Sir James sighed, looked at the other, and then left him, to search for his wife and see if she wanted him. He was feeling a little sorry for her.

* * * * *

A week later the truth began to come out, and Beatrice had the opportunity for which she was waiting.

They were all gathered before the hall-fire expecting supper; the painted windows had died with the daylight, and the deep tones of the woodwork in gallery and floor and walls had crept out from the gloom into the dancing flare of the fire and the steady glow of the sconces. The weather had broken a day or two before; all the afternoon sheets of rain had swept across the fields and gardens, and heavy cheerless clouds marched over the sky. The wind was shrilling now against the north side of the hall, and one window dripped a little inside on to the matting below it. The supper-table shone with silver and crockery, and the napkins by each place; and the door from the kitchen was set wide for the passage of the servants, one of whom waited discreetly in the opening for the coming of the lady of the house. They were all there but she; and the minutes went by and she did not come.

Sir James turned enquiringly as the door from the court opened, but it was only a wet shivering dog who had nosed it open, and now crept deprecatingly towards the blaze.

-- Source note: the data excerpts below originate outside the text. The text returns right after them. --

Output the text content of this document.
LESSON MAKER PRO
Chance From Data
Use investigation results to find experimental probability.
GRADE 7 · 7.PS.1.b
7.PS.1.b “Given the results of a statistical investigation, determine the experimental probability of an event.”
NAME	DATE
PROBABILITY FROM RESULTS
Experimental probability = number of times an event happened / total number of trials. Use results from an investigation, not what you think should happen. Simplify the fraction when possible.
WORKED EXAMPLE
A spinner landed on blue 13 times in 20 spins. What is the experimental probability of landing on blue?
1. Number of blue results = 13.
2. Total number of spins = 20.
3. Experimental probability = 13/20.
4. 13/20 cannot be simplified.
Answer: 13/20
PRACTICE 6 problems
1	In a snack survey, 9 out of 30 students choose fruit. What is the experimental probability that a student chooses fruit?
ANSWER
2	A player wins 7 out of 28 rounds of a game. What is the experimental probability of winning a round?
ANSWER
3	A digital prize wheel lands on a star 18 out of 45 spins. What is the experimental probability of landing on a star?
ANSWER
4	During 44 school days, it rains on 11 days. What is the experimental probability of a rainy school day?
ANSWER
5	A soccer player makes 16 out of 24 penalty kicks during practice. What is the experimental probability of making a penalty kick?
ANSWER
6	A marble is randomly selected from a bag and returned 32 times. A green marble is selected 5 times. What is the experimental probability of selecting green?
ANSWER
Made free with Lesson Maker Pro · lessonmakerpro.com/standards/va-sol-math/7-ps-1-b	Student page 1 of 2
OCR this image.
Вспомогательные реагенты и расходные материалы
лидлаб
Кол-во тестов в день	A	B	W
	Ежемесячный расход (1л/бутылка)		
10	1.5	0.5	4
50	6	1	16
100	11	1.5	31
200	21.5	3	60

“You poor beast,” said Beatrice, drawing her skirts aside. “Take my place,” and she stepped away to allow him to come. He looked gratefully up, wagged his rat-tail, and lay down comfortably at the edge of the tiles.

“My wife is very late,” said Sir James. “Chris--”

He stopped as footsteps sounded in the flagged passage leading from the living rooms; and the next moment the door was flung open, and a woman ran forward with outstretched hands.

“O! mon Dieu, mon Dieu!” she cried. “My lady is ill. Come, sir, come!”